Estimating Users' Subjective Impressions of Difficulty and Interest Levelfor a Speech Dialogue with an Embodied Agent from Their Nonverbal Behaviors

Kazuaki NAKAMURA  Koh KAKUSHO  Tetsuo SHOJI  Michihiko MINOH  Minako SAWAKI  Yasuhiro MINAMI  Eisaku MAEDA  

A - Abstracts of IEICE TRANSACTIONS on Fundamentals of Electronics, Communications and Computer Sciences (Japanese Edition)   Vol.J95-A   No.1   pp.85-96
Publication Date: 2012/01/01
Online ISSN: 1881-0195
Print ISSN: 0913-5707
Type of Manuscript: Special Section PAPER (Special Issue on Human-Agent Interaction)
embodied agents,  speech dialogues,  difficulty level,  interest level,  nonverbal behaviors,  frequencies of behaviors,  

Full Text(in Japanese): PDF(694.1KB)
>>Buy this Article

Embodied agents, who can have a dialogue with human users, have become widely used as interfaces of information systems.

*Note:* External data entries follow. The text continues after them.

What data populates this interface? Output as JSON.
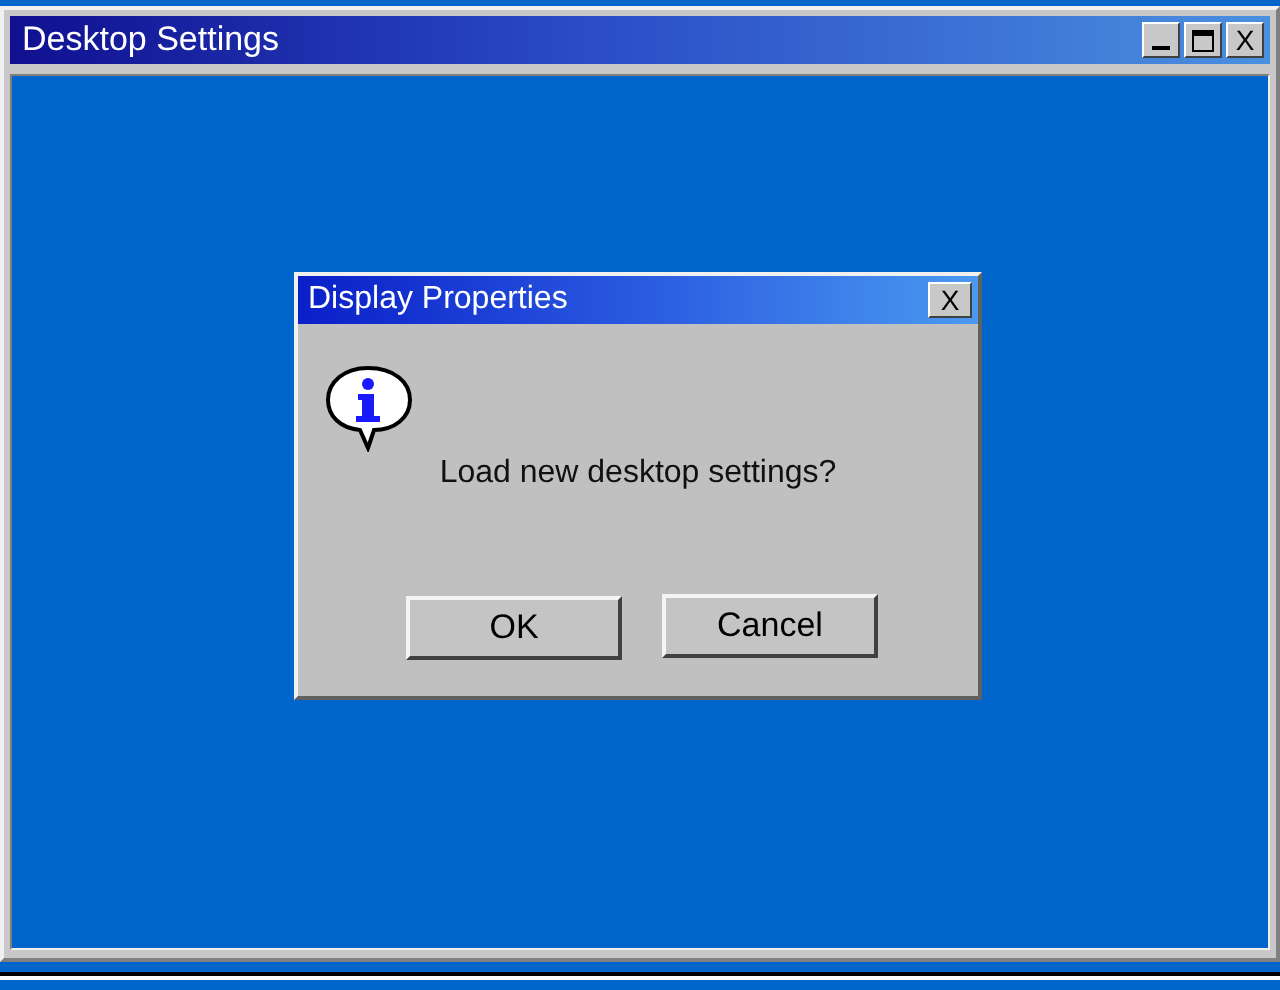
{
  "window": {
    "title": "Desktop Settings",
    "close_label": "X"
  },
  "dialog": {
    "title": "Display Properties",
    "close_label": "X",
    "message": "Load new desktop settings?",
    "buttons": [
      "OK",
      "Cancel"
    ]
  }
}
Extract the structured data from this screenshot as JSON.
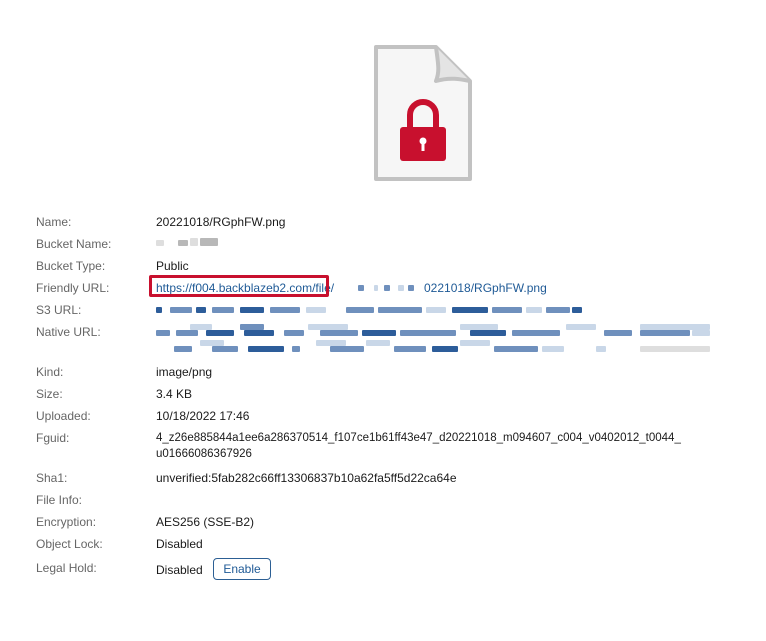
{
  "icon": {
    "name": "locked-file-icon",
    "lock_color": "#c8102e"
  },
  "details": [
    {
      "label": "Name:",
      "value": "20221018/RGphFW.png"
    },
    {
      "label": "Bucket Name:",
      "value": ""
    },
    {
      "label": "Bucket Type:",
      "value": "Public"
    },
    {
      "label": "Friendly URL:",
      "value_start": "https://f004.backblazeb2.com/file/",
      "value_end": "0221018/RGphFW.png"
    },
    {
      "label": "S3 URL:",
      "value": ""
    },
    {
      "label": "Native URL:",
      "value": ""
    },
    {
      "label": "Kind:",
      "value": "image/png"
    },
    {
      "label": "Size:",
      "value": "3.4 KB"
    },
    {
      "label": "Uploaded:",
      "value": "10/18/2022 17:46"
    },
    {
      "label": "Fguid:",
      "value_line1": "4_z26e885844a1ee6a286370514_f107ce1b61ff43e47_d20221018_m094607_c004_v0402012_t0044_",
      "value_line2": "u01666086367926"
    },
    {
      "label": "Sha1:",
      "value": "unverified:5fab282c66ff13306837b10a62fa5ff5d22ca64e"
    },
    {
      "label": "File Info:",
      "value": ""
    },
    {
      "label": "Encryption:",
      "value": "AES256 (SSE-B2)"
    },
    {
      "label": "Object Lock:",
      "value": "Disabled"
    },
    {
      "label": "Legal Hold:",
      "value": "Disabled",
      "button": "Enable"
    }
  ],
  "accent_color": "#1f5a96",
  "highlight_color": "#c8102e"
}
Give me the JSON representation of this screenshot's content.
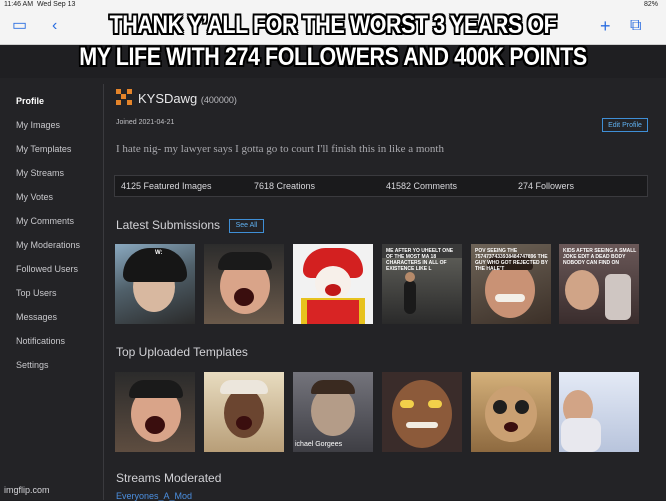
{
  "status": {
    "time": "11:46 AM",
    "date": "Wed Sep 13",
    "battery": "82%"
  },
  "caption": {
    "line1": "THANK Y’ALL FOR THE WORST 3 YEARS OF",
    "line2": "MY LIFE  WITH 274 FOLLOWERS AND 400K POINTS"
  },
  "sidebar": {
    "items": [
      {
        "label": "Profile"
      },
      {
        "label": "My Images"
      },
      {
        "label": "My Templates"
      },
      {
        "label": "My Streams"
      },
      {
        "label": "My Votes"
      },
      {
        "label": "My Comments"
      },
      {
        "label": "My Moderations"
      },
      {
        "label": "Followed Users"
      },
      {
        "label": "Top Users"
      },
      {
        "label": "Messages"
      },
      {
        "label": "Notifications"
      },
      {
        "label": "Settings"
      }
    ]
  },
  "profile": {
    "username": "KYSDawg",
    "points": "(400000)",
    "joined": "Joined 2021-04-21",
    "edit_label": "Edit Profile",
    "bio": "I hate nig- my lawyer says I gotta go to court I'll finish this in like a month"
  },
  "stats": {
    "featured": "4125 Featured Images",
    "creations": "7618 Creations",
    "comments": "41582 Comments",
    "followers": "274 Followers"
  },
  "latest": {
    "title": "Latest Submissions",
    "see_all": "See All",
    "thumb1_text": "W:",
    "thumb4_text": "ME AFTER YO UHEELT ONE OF THE MOST MA 18 CHARACTERS IN ALL OF EXISTENCE LIKE L",
    "thumb5_text": "POV SEEING THE 7574737433938484747896 THE GUY WHO GOT REJECTED BY THE HALE'T",
    "thumb6_text": "KIDS AFTER SEEING A SMALL JOKE EDIT A DEAD BODY NOBODY CAN FIND ON"
  },
  "templates": {
    "title": "Top Uploaded Templates",
    "thumb3_text": "ichael Gorgees"
  },
  "streams": {
    "title": "Streams Moderated",
    "link": "Everyones_A_Mod"
  },
  "watermark": "imgflip.com",
  "colors": {
    "accent": "#3f8fd6",
    "logo": "#e4842a",
    "background": "#232326"
  }
}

In this paper, we aim to estimate the users' subjective impressions of difficulty level (SID) and those of interest level (SII) for the content of this kind of human-agent dialogue based on their nonverbal behaviors such as facial expressions, eye gaze, gestures, or postures. In general, it takes a certain length of time to decide and convey a content of a dialogue, so that the user's SID/SII for the dialogue content cannot be defined on every moment but be defined on every time-span of a certain length. However, during such time-spans, the users' state of mind corresponding to each nonverbal behavior performed on each moment will vary depending on the dialogue conditions such as the users' role (speaker/listener) or the dialogue context. Therefore the users' SID/SII can hardly be estimated correctly from the nonverbal behaviors performed on each moment. In this paper, we propose to use not moment-level features (such as the nonverbal behaviors themselves) but time-span-level features (frequency of each nonverbal behavior during the time-span) for estimating SID/SII. In the result of our experiment, the users' SID/SII were estimated with accuracy of 72% on an average by our approach under the condition of 40 seconds as the length of above time-spans.